Rapid microwave-assisted distillation–precipitation polymerization for the synthesis of magnetic molecular imprinted polymers coupled to HPTLC determination of perphenazine in human urine

Abstract

Microwave-assisted distillation–precipitation polymerization (MWDPP) for the synthesis of magnetic molecularly imprinted polymers (MMIPs) under atmospheric pressure is reported. The suggested synthesis methodology is fast and was performed in two steps. In the first step, methacrylic acid (MAA)-coated Fe₃O₄ (Fe₃O₄@MAA) was prepared under a nitrogen atmosphere for about 30 min at 60 °C using a maximum microwave power of 400 W. In the second step, the Taguchi orthogonal array was used to design experiments for optimization of the MMIP's synthesis at 82 °C (500 W), having considered sorption capacity for the template as the response. In Taguchi design, three factors including the amount of Fe₃O₄@MAA, the template to monomer ratio, and the MAA to cross linker ratio at three levels were considered. Under optimal conditions, MMIPs were synthesized in 60 minutes. Different microscopic, spectroscopic, and thermal methods were used to evaluate the MMIPs. The results illustrated the formation of mono-dispersed, highly-selective super paramagnetic MMIPs with a mean size of 13 nm, an adsorption capacity of 86.84 mg g⁻¹, and an imprinting factor of 5.39 with fast adsorption and desorption kinetics for perphenazine (PPZ) as the template. Finally, the as-prepared MMIPs were used for pre-concentration and cleanup of PPZ in urine, without any treatment, coupled to high performance thin layer chromatography equipped with a photodiode array detector (HPTLC-PDA).
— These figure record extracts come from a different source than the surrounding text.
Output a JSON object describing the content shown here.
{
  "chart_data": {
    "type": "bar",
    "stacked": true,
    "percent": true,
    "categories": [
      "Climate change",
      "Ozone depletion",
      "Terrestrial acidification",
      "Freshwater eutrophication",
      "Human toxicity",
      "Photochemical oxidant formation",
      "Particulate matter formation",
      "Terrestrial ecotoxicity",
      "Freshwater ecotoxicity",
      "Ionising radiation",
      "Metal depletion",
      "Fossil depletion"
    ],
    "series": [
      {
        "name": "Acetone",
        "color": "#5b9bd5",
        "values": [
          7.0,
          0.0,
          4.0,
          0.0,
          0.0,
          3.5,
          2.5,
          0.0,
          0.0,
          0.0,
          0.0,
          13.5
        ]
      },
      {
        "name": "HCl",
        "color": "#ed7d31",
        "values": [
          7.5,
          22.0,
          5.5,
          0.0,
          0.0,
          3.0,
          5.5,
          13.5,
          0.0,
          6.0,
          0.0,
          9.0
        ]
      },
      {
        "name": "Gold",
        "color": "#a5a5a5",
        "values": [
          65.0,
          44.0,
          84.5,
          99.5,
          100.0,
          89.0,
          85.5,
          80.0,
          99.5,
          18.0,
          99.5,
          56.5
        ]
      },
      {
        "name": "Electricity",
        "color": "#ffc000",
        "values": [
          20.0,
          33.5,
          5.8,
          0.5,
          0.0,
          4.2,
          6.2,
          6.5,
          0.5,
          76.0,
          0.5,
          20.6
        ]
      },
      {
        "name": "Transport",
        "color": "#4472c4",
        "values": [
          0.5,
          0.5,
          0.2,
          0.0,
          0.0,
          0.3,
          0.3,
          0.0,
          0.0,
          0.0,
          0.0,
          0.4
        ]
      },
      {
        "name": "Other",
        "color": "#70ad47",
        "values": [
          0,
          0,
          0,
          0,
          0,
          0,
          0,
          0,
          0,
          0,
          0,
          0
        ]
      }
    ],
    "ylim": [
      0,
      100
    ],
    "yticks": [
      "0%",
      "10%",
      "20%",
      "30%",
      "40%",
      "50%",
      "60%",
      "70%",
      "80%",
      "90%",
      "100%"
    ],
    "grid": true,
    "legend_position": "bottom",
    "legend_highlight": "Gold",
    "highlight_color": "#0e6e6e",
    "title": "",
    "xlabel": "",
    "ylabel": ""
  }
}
Under optimized conditions, the calibration curve was linear in the range of 2.5–50 ng spot⁻¹ (R² = 0.9938) with the detection limit of 0.56 ng per spot⁻¹. Parameters affecting the analytical performance of HPTLC were also optimized. A correction factor was introduced and compared with the internal standard to improve the precision and reliability of the HPTLC results. Spiked urine samples were analyzed after preconcentration. The HPTLC-PDA results were in good agreement with the corresponding high performance liquid chromatography coupled with photodiode array detection (HPLC-PDA) as a standard method.